しかしながら登記官吏は登記申請に当り形式的審査権を有するものであるが、申請手続に瑕疵あるにせよ、一旦登記されたときは登記後の現在において、その登記が果して実体的権利関係に合致するか否かについてもはや審査の権限を有し得ないものである。従つて若し利害関係人の間に、その登記が実体的権利関係に合致しないとて争を生じこれを理由としてその抹消を求めようとするときは、訴を提起して裁判所の判断を仰ぐ以外に解決の方法はないのである。換言すれば前述の登記の当然無効の場合を除き、一旦登記のなされた以上、たとえ申請手続に瑕疵があつたにせよ、その審査は全く登記官吏の権限外のこととなるのである。従つてこの場合もはや不動産登記法第一五〇条以下に規定する登記官吏の処分に対する異議を申立て得ないのである。かく解するとき、不動産登記法に規定するこの異議は、前述したところの登記の当然無効の場合においてのみ申立て、得るに止るものといわざるを得ない。
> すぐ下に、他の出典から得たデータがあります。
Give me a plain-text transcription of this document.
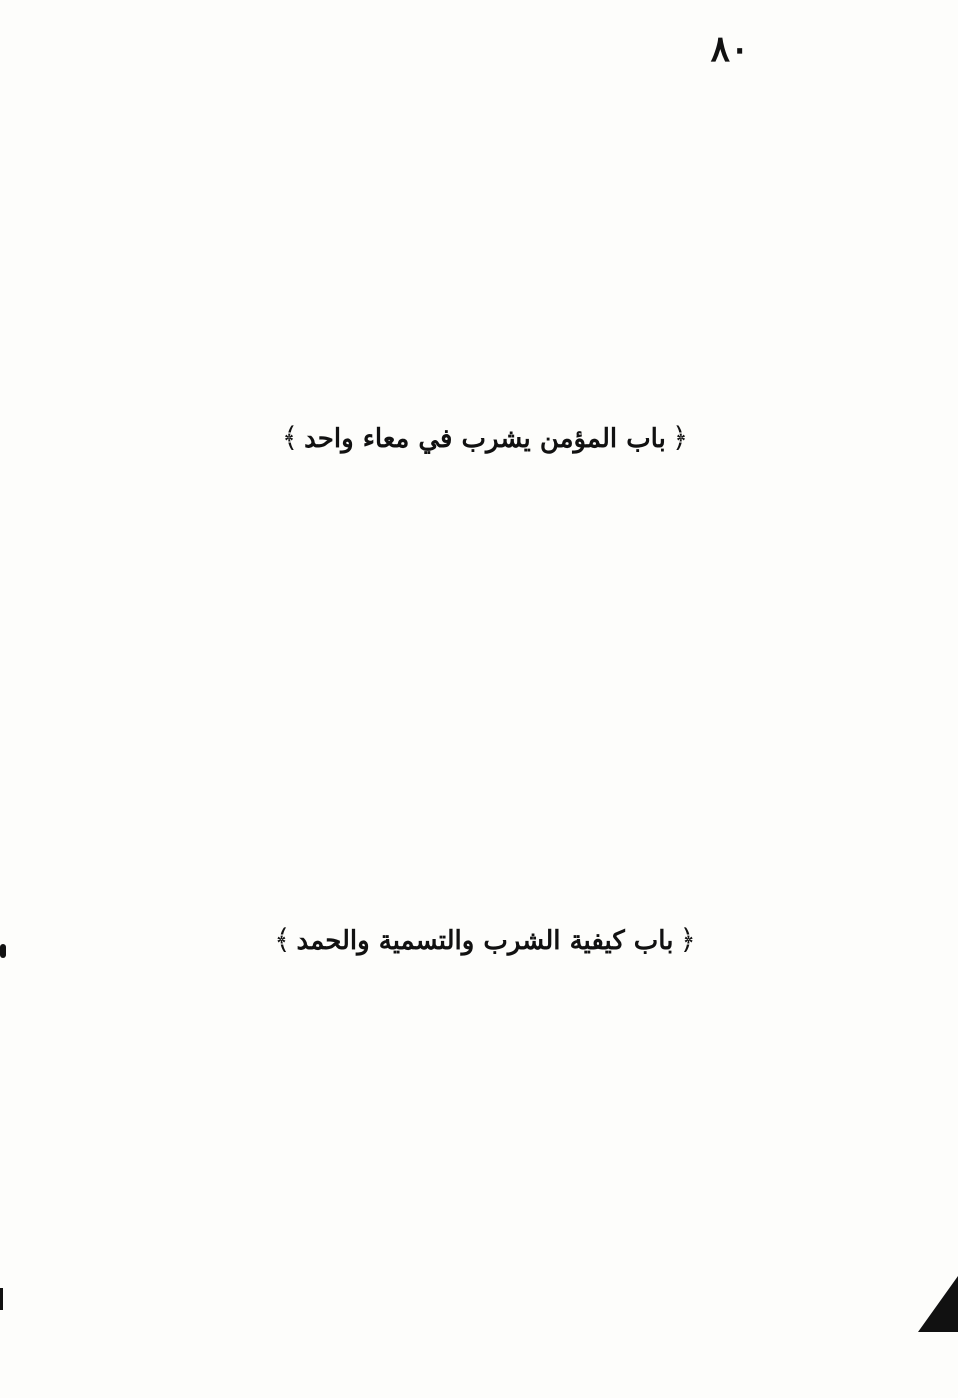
٨٠
﴿باب المؤمن يشرب في معاء واحد﴾
﴿باب كيفية الشرب والتسمية والحمد﴾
果して然らば本件の場合、申請手続に瑕疵あるにせよ、右法条による異議の許されないことは、明かである。
叙上の理由により、被控訴人の本件請求は許し得ないから、これを認容した原判決は失当として取消すべきものとし、訴訟費用の負担につき、民事訴訟法第八九条第九六条を適用して、主文の如く判決する。